The Jane Austen who captivated me in graduate school had the perceptual rigor of a literary chess master gazing down at her characters as pawns, kings, and queens on society’s chess board. If you’ve seen The Queen’s Gambit recently, you may find yourself imagining Austen moving Catherine, her heroine, her queen, in and out of perilous situations — from Isabella to the Tilneys, Henry and Eleanor, to the General, from the Pump Room to the Abbey, from a wild unfinished ride to Blaise Castle with the cad John Thorpe that checked a move in the right direction.
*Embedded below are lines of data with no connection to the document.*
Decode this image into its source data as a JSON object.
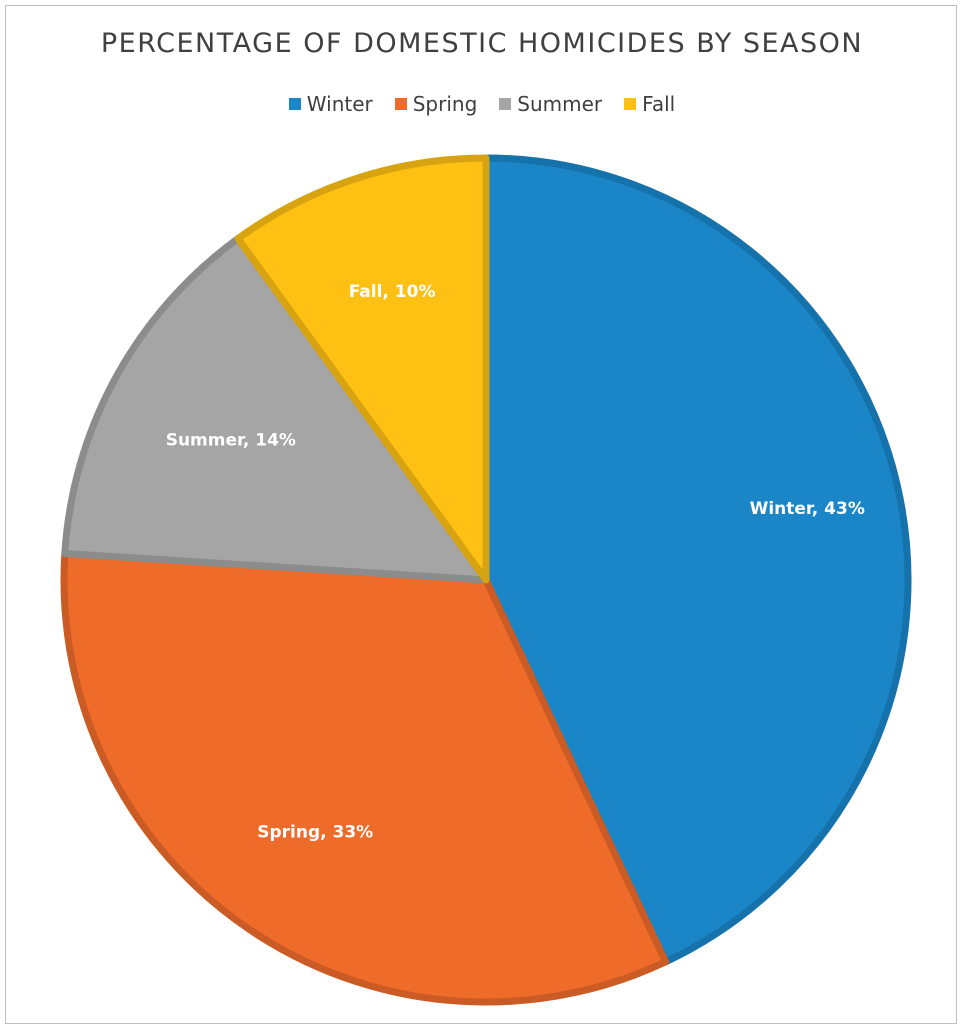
{
  "chart_data": {
    "type": "pie",
    "title": "PERCENTAGE OF DOMESTIC HOMICIDES BY SEASON",
    "categories": [
      "Winter",
      "Spring",
      "Summer",
      "Fall"
    ],
    "values": [
      43,
      33,
      14,
      10
    ],
    "data_labels": [
      "Winter, 43%",
      "Spring, 33%",
      "Summer, 14%",
      "Fall, 10%"
    ],
    "colors": [
      "#1a86c8",
      "#ee6b2a",
      "#a5a5a5",
      "#fdc013"
    ],
    "legend_position": "top",
    "start_angle": "12 o'clock, clockwise"
  }
}
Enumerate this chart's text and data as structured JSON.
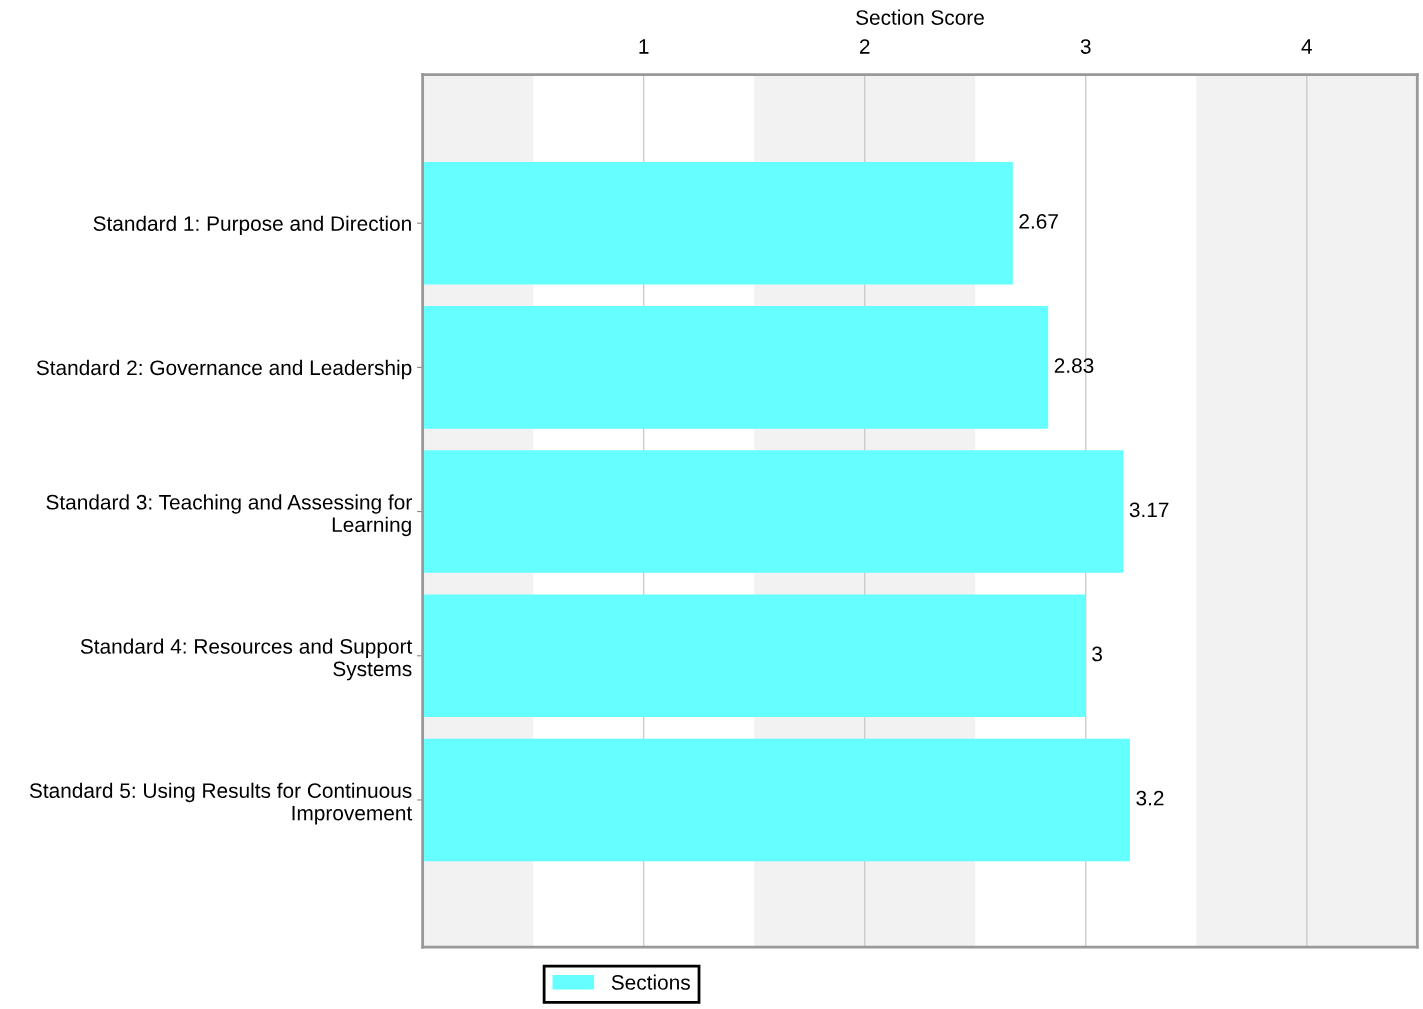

Too bad I know nothing about chess outside of my admiration for the series and its Medusa-eyed genius Beth Harman, played by Anna Taylor-Joy, whose previous role was as Jane Austen’s move-making Emma.

On the Money

In September 1813 when Pride and Prejudice was being read and wondered over, Austen wrote a letter to her brother Frank in which she observes “that the Secret [of her authorship] has spread so far as to be scarcely the Shadow of a secret now … I shall not even attempt to tell Lies about it — I shall rather try to make all the Money than all the Mystery I can of it — People shall pay for their knowledge if I can make them.”

Jane Austen has literally been on the money since July 2017, the 200th anniversary of her death, when the Bank of England issued a new ten pound note featuring her image.